Why People Are Going Local
- Privacy — prompts and files processed on cloud AI are subject to someone else's policies. Local AI is private by architecture.
- Cost — $20/month forever vs free inference on hardware you already own
- Data Privacy — local processing keeps your commands on-device
- No limits — no rate caps, no "high demand" messages, no model deprecations
What Your Hardware Can Handle
The magic word is quantization — compressing models to run in less memory with minimal quality loss. Practical tiers:
| Your PC | What runs well | Experience |
|---|---|---|
| 8GB RAM, no GPU | 3B models (Phi-3 Mini class) | Solid for simple tasks |
| 16GB RAM, CPU only | 7–8B quantized (Llama 3 8B) | Genuinely good, a bit slow |
| + GPU with 6–8GB VRAM | Same models, much faster | Snappy daily driver |
| + Modern NPU (45 TOPS) | 7–8B at high speed, low power | The 2026 sweet spot |
| 32GB RAM + 12GB VRAM | 13B–30B models | Approaching cloud quality |
Rule of thumb: a 4-bit quantized model needs roughly 0.6–0.7GB of memory per billion parameters. Llama 3 8B ≈ 5–6GB. That's a normal laptop now.

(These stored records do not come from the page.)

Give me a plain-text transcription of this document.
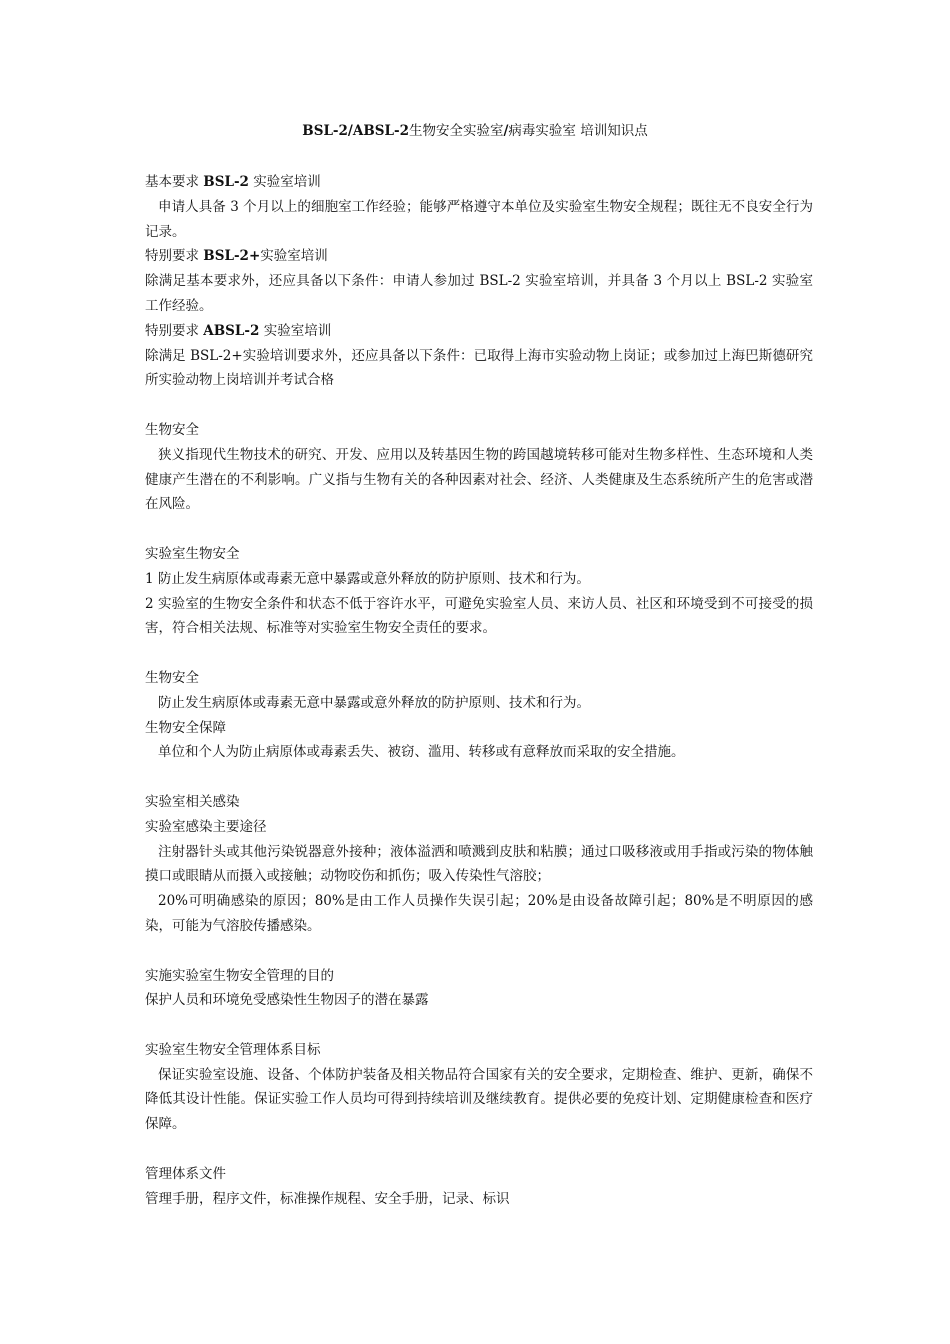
BSL-2/ABSL-2生物安全实验室/病毒实验室 培训知识点

基本要求 BSL-2 实验室培训

申请人具备 3 个月以上的细胞室工作经验；能够严格遵守本单位及实验室生物安全规程；既往无不良安全行为记录。

特别要求 BSL-2+实验室培训

除满足基本要求外，还应具备以下条件：申请人参加过 BSL-2 实验室培训，并具备 3 个月以上 BSL-2 实验室工作经验。

特别要求 ABSL-2 实验室培训

除满足 BSL-2+实验培训要求外，还应具备以下条件：已取得上海市实验动物上岗证；或参加过上海巴斯德研究所实验动物上岗培训并考试合格

生物安全

狭义指现代生物技术的研究、开发、应用以及转基因生物的跨国越境转移可能对生物多样性、生态环境和人类健康产生潜在的不利影响。广义指与生物有关的各种因素对社会、经济、人类健康及生态系统所产生的危害或潜在风险。

实验室生物安全

1 防止发生病原体或毒素无意中暴露或意外释放的防护原则、技术和行为。

2 实验室的生物安全条件和状态不低于容许水平，可避免实验室人员、来访人员、社区和环境受到不可接受的损害，符合相关法规、标准等对实验室生物安全责任的要求。

生物安全

防止发生病原体或毒素无意中暴露或意外释放的防护原则、技术和行为。

生物安全保障

单位和个人为防止病原体或毒素丢失、被窃、滥用、转移或有意释放而采取的安全措施。

实验室相关感染

实验室感染主要途径

注射器针头或其他污染锐器意外接种；液体溢洒和喷溅到皮肤和粘膜；通过口吸移液或用手指或污染的物体触摸口或眼睛从而摄入或接触；动物咬伤和抓伤；吸入传染性气溶胶；

20%可明确感染的原因；80%是由工作人员操作失误引起；20%是由设备故障引起；80%是不明原因的感染，可能为气溶胶传播感染。

实施实验室生物安全管理的目的

保护人员和环境免受感染性生物因子的潜在暴露

实验室生物安全管理体系目标

保证实验室设施、设备、个体防护装备及相关物品符合国家有关的安全要求，定期检查、维护、更新，确保不降低其设计性能。保证实验工作人员均可得到持续培训及继续教育。提供必要的免疫计划、定期健康检查和医疗保障。

管理体系文件

管理手册，程序文件，标准操作规程、安全手册，记录、标识
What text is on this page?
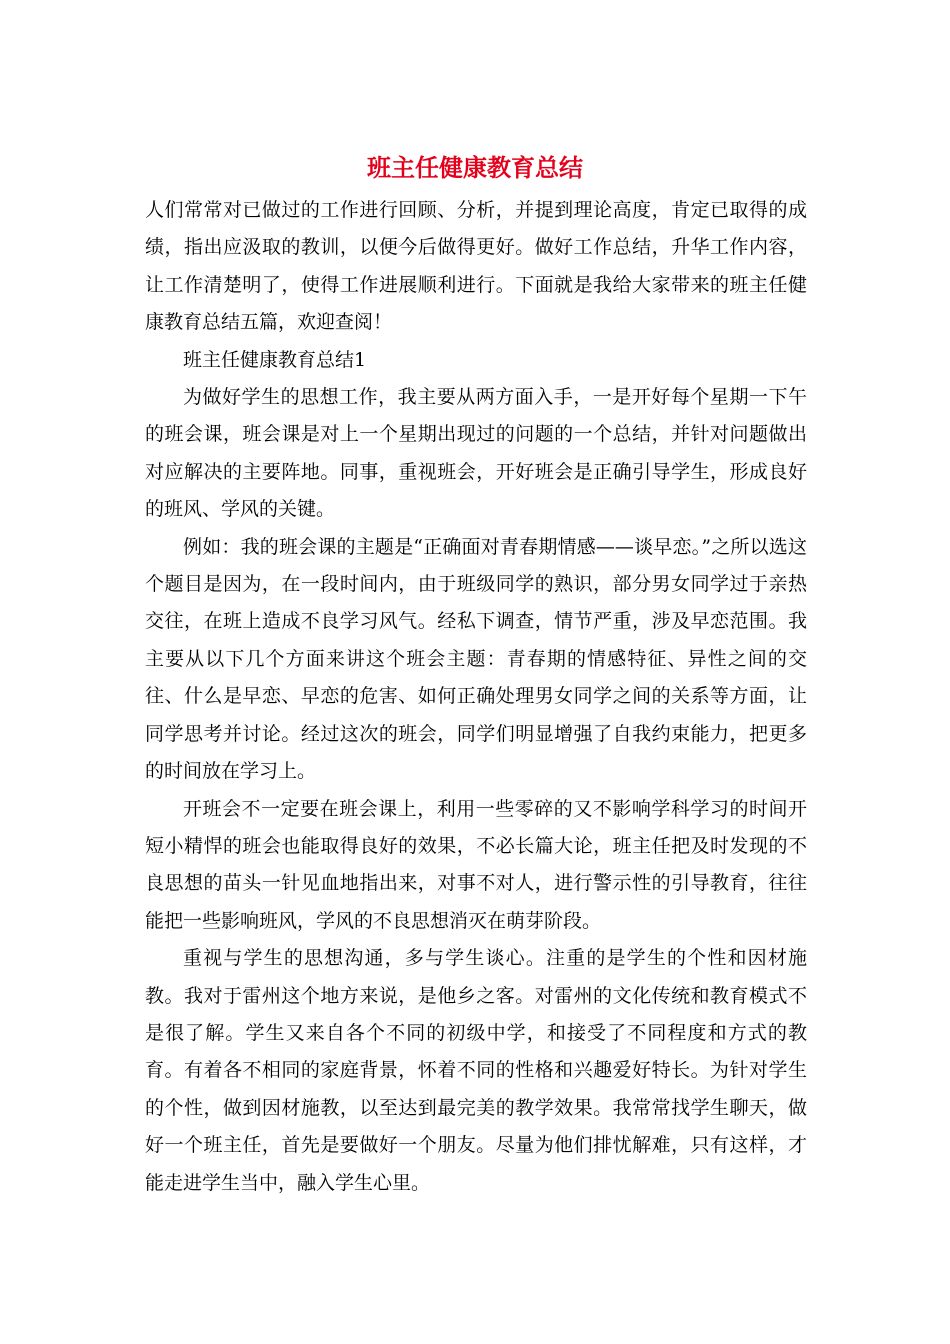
班主任健康教育总结

人们常常对已做过的工作进行回顾、分析，并提到理论高度，肯定已取得的成绩，指出应汲取的教训，以便今后做得更好。做好工作总结，升华工作内容，让工作清楚明了，使得工作进展顺利进行。下面就是我给大家带来的班主任健康教育总结五篇，欢迎查阅！

班主任健康教育总结1

为做好学生的思想工作，我主要从两方面入手，一是开好每个星期一下午的班会课，班会课是对上一个星期出现过的问题的一个总结，并针对问题做出对应解决的主要阵地。同事，重视班会，开好班会是正确引导学生，形成良好的班风、学风的关键。

例如：我的班会课的主题是“正确面对青春期情感——谈早恋。”之所以选这个题目是因为，在一段时间内，由于班级同学的熟识，部分男女同学过于亲热交往，在班上造成不良学习风气。经私下调查，情节严重，涉及早恋范围。我主要从以下几个方面来讲这个班会主题：青春期的情感特征、异性之间的交往、什么是早恋、早恋的危害、如何正确处理男女同学之间的关系等方面，让同学思考并讨论。经过这次的班会，同学们明显增强了自我约束能力，把更多的时间放在学习上。

开班会不一定要在班会课上，利用一些零碎的又不影响学科学习的时间开短小精悍的班会也能取得良好的效果，不必长篇大论，班主任把及时发现的不良思想的苗头一针见血地指出来，对事不对人，进行警示性的引导教育，往往能把一些影响班风，学风的不良思想消灭在萌芽阶段。

重视与学生的思想沟通，多与学生谈心。注重的是学生的个性和因材施教。我对于雷州这个地方来说，是他乡之客。对雷州的文化传统和教育模式不是很了解。学生又来自各个不同的初级中学，和接受了不同程度和方式的教育。有着各不相同的家庭背景，怀着不同的性格和兴趣爱好特长。为针对学生的个性，做到因材施教，以至达到最完美的教学效果。我常常找学生聊天，做好一个班主任，首先是要做好一个朋友。尽量为他们排忧解难，只有这样，才能走进学生当中，融入学生心里。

The Tools: Three Ways to Run Models
1. Ollama — simplest start
Install, then `ollama pull llama3` and `ollama run llama3`. Terminal-based, scriptable.
2. Jan / LM Studio — friendlier interfaces
Desktop apps for downloading models, tuning GPU offload, and chatting in a clean UI. Great for comparing models. (Considering them? See our Jan AI alternative breakdown.)
3. AnythingLLM — chat with your documents
Adds local RAG: point it at PDFs and notes, ask questions privately.
All three are excellent. And all three share the same ceiling…
The Ceiling: Running a Model ≠ Having an Assistant
Here's what surprises everyone after the install: you've recreated ChatGPT in a private window. Your local model chats — but it can't:
- Open an application
- Organize a single folder
- Search the web and act on results
- Respond to your voice while you work
- Do anything when the chat window is closed
A model is a brain in a jar. To get the future you imagined — speak to the machine, machine does work — the brain needs hands (system access), ears (voice), and a face (an interface that lives on the desktop).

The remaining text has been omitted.